Headquartered a few miles from the Pentagon in Washington, D.C., the Archdiocese for the Military Services ministers to active-duty personnel and their families. As vicar general he is chief financial officer of the archdiocese and oversees its communications and administrative business on a day-to-day basis.

He also has been serving as an adjunct spiritual director for Mount St. Mary Seminary in Emmitsburg, M.D., the nation’s second-largest seminary.

“I have known Monsignor Callaghan for many years,” Flynn said. “When he was vocation director for the Diocese of Allentown, Pa., I was rector at Mount St. Mary’s Seminary.

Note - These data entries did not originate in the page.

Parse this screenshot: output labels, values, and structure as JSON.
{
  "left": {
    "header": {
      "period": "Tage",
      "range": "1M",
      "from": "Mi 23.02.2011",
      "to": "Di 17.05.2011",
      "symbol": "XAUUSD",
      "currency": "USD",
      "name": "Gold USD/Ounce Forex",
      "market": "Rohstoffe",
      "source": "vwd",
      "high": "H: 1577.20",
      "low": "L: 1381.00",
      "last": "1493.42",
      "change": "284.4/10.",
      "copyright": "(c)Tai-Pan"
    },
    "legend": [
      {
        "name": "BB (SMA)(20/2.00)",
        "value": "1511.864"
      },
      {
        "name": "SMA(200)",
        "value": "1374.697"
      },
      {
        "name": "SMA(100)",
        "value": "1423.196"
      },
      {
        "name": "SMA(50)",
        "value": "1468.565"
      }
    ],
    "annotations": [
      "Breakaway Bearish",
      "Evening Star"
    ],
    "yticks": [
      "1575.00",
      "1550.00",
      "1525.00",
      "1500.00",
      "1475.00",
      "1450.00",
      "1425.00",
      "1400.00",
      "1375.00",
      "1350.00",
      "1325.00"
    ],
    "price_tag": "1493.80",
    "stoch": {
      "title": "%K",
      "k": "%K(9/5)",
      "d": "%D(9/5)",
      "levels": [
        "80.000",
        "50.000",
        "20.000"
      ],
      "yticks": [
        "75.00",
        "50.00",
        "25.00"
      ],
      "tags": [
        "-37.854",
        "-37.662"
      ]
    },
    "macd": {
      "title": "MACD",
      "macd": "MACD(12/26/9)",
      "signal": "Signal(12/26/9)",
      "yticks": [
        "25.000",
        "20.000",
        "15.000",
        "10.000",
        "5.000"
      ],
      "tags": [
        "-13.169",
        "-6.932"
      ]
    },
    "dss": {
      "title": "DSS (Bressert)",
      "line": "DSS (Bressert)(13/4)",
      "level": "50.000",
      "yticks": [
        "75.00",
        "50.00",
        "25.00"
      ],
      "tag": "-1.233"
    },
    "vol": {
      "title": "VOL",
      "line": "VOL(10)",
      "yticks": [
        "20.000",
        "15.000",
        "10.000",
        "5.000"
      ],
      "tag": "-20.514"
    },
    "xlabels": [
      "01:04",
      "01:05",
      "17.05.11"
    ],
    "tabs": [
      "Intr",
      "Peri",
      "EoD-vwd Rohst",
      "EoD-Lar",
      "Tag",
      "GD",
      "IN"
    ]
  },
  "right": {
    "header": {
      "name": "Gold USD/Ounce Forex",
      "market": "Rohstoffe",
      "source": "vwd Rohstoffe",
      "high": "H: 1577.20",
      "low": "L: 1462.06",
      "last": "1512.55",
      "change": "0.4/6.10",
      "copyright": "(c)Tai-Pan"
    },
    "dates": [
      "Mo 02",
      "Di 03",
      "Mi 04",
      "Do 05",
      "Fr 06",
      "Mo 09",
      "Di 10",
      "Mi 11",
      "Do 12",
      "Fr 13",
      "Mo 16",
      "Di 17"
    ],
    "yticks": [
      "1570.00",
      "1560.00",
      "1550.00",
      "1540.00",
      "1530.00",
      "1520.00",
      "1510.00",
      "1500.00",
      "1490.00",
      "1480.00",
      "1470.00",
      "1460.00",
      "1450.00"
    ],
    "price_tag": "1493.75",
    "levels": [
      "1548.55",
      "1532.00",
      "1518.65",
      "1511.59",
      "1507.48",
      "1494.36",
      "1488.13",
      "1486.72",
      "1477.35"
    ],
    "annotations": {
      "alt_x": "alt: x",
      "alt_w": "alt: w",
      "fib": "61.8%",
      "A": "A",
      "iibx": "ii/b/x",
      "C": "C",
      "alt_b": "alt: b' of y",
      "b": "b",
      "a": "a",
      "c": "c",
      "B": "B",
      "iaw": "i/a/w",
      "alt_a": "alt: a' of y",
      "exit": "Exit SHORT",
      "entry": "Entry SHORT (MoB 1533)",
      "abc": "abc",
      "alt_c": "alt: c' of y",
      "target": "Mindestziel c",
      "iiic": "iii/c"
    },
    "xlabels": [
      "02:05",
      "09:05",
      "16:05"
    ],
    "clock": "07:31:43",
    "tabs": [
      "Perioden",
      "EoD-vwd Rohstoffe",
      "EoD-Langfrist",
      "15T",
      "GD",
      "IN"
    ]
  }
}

“I have every hope that Monsignor Callaghan will make a fine rector as is evidenced from his performances in various ministries in the past,” the archbishop said.

A native of a small town in Schuylkill County in Pennsylvannia, Callaghan began studies for the priesthood at St. Charles Borromeo Seminary in Philadelphia. He completed his training at the Lateran University in Rome and was ordained there in 1971 in St. Peter’s Basilica.

After two years of parish, high school and diocesan work in Pennsylvania, he returned to Rome for graduate studies at the Lateran University, where in 1977 he completed a doctorate in canon law. He returned to the Diocese of Allentown, where he served as secretary to the bishop and held positions with the diocesan Tribunal, Liturgical Commission and vocations office.

In 1984 he was named judicial vicar of the Allentown diocese and a church pastor. Two years later he traveled to Rome to become an official with the Congregation for Religious and Secular Institutes at the Vatican, and in 1991 he was named an official with the Congregation for Bishops. He served at the Vatican until joining the Archdiocese for the Military Services in 1995.